D’Souza notes that the SJW hasn’t given up his own wealth, advantage, or seat at the college he attends to someone less privileged than himself. D’Souza continues by saying that personal action should be taken first, then others might believe and follow his example. Instead it seems that the SJW wants action to be taken elsewhere rather than make sacrifices himself.
The SJW’s argument if taken seriously would in all likelihood require an agency with the power to re-allocate wealth and resources which is tantamount to creating another Soviet Union that nobody really wants. Yet this young SJW may well spend the best years of his life fighting for this Leftist economic system and in the instance that he got what he wanted, he would likely end up being silenced by the very system he helped create.

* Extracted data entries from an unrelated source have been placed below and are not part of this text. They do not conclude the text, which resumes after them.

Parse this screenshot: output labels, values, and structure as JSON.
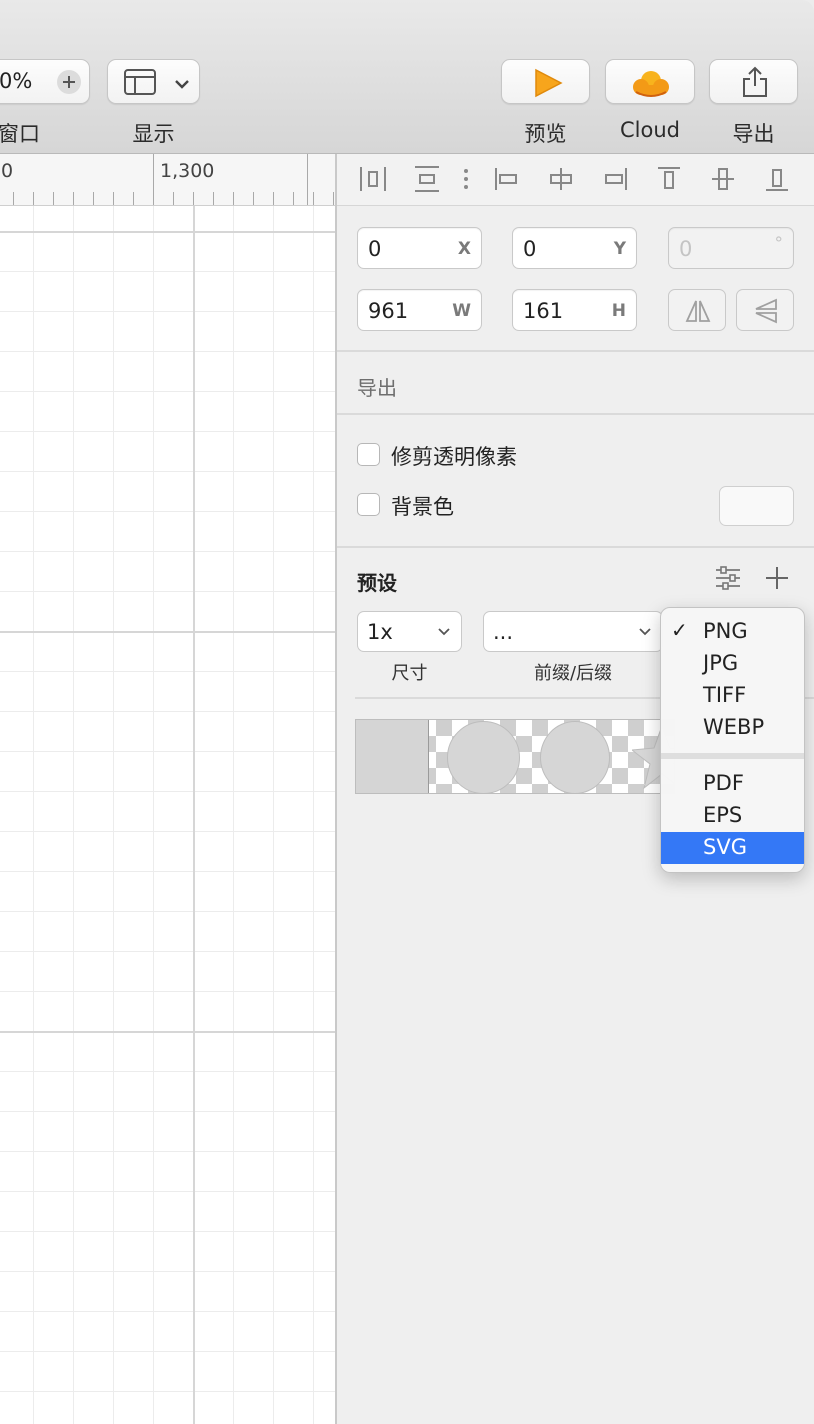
{
  "toolbar": {
    "zoom_value": "0%",
    "items": [
      {
        "label": "窗口"
      },
      {
        "label": "显示"
      },
      {
        "label": "预览"
      },
      {
        "label": "Cloud"
      },
      {
        "label": "导出"
      }
    ],
    "icons": {
      "zoom_in": "plus-icon",
      "display": "layout-icon",
      "preview": "play-icon",
      "cloud": "cloud-icon",
      "export": "share-icon"
    },
    "preview_color": "#f6a623",
    "cloud_color": "#f5a623"
  },
  "ruler": {
    "labels": [
      "0",
      "1,300"
    ]
  },
  "inspector": {
    "x": {
      "value": "0",
      "suffix": "X"
    },
    "y": {
      "value": "0",
      "suffix": "Y"
    },
    "rotation": {
      "value": "0",
      "suffix": "°"
    },
    "w": {
      "value": "961",
      "suffix": "W"
    },
    "h": {
      "value": "161",
      "suffix": "H"
    },
    "export_title": "导出",
    "trim_label": "修剪透明像素",
    "background_label": "背景色",
    "preset_title": "预设",
    "size_value": "1x",
    "size_label": "尺寸",
    "prefix_value": "...",
    "prefix_label": "前缀/后缀"
  },
  "format_menu": {
    "items": [
      {
        "label": "PNG",
        "checked": true
      },
      {
        "label": "JPG"
      },
      {
        "label": "TIFF"
      },
      {
        "label": "WEBP"
      },
      {
        "label": "PDF"
      },
      {
        "label": "EPS"
      },
      {
        "label": "SVG",
        "highlighted": true
      }
    ],
    "highlight_color": "#3478f6"
  }
}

Of course it is well known that taking profits from the productive class and distributing it to a political class lead to poverty, because it kills any incentive toward production and reward. These kinds of socialist conditions end up leading to suffering as eventually there would not be enough wealth to help the underprivileged, old, and sick. In fact it is the Free Market System that is more efficient at helping the poor and vulnerable because it generates more wealth which in-turn provides a bigger pool of funds for the government and other organisations to draw upon.
While this video is about so-called White Privilege, D’Souza points out universal truths that apply very much to New Zealand society today regarding Maori-Pakeha relations and redress from past injustices. D’Souza gives the example of native Americans who demand land that they themselves stole from other native American tribes through conquest. His argument is applicable for New Zealand in the face of Maori demands for land from which they themselves gained through conquest.